I realize, though, that this is perhaps the thought pattern of someone addled with self-doubt and paranoia, so I talked to Naomi S. Baron, a linguistics professor at American University. Baron wrote Words Onscreen: The Fate of Reading in a Digital World. I asked her if she saw the point of typing indicators, or whether she agreed that they are a vile scourge. Turns out, we’ve had completely different experiences with typing indicators, because she thinks they can be “interpersonally soothing.”

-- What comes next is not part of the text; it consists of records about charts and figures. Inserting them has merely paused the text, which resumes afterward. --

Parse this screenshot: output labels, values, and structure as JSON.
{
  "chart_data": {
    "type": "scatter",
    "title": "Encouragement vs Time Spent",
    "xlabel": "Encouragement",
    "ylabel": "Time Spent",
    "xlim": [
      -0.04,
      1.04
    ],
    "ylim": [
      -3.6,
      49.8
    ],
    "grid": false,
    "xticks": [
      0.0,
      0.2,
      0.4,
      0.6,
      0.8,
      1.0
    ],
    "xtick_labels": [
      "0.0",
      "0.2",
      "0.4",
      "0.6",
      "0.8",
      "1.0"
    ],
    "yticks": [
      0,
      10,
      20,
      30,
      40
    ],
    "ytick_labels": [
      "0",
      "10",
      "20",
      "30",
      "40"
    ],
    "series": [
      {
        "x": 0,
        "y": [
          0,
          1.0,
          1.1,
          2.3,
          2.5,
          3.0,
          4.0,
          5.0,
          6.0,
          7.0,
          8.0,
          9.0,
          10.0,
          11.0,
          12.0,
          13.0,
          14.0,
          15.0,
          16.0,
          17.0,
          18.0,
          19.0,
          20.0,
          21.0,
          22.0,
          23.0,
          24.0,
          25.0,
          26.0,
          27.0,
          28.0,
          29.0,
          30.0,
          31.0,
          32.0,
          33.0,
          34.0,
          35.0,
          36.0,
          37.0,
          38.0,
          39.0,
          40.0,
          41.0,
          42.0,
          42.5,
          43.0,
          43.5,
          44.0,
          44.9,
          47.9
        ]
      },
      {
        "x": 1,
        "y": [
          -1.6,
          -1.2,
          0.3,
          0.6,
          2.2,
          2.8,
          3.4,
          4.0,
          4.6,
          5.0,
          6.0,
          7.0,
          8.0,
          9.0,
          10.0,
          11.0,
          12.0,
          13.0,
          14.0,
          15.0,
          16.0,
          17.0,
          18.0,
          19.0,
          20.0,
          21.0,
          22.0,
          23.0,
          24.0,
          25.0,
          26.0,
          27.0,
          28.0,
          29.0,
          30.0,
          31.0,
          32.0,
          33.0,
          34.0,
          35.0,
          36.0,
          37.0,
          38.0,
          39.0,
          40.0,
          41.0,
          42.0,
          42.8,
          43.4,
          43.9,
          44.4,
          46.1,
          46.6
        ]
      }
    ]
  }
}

“The ability to let the other person know something’s coming can be extremely useful,” she told me, adding that she likes to see the dots when she’s texting with her son, so she knows not to put her phone down or worry. “As soon as I see those three dots, because we’re using iPhones, I know he’s got it, just be patient, I’m going to hear back soon.”

I described my Slack anxiety to Professor Baron. “The issue of whether the ellipses or ‘X is typing’ matters depends an awful lot of your relationship with the other person,” Baron said. “What are the relationships that you have to these people, and what are the suppositions they make when they don’t get something coming.”

Maybe if I do enough trust falls with my co-workers I’ll start to love typing indicators. Until then, those demonic dots need to go.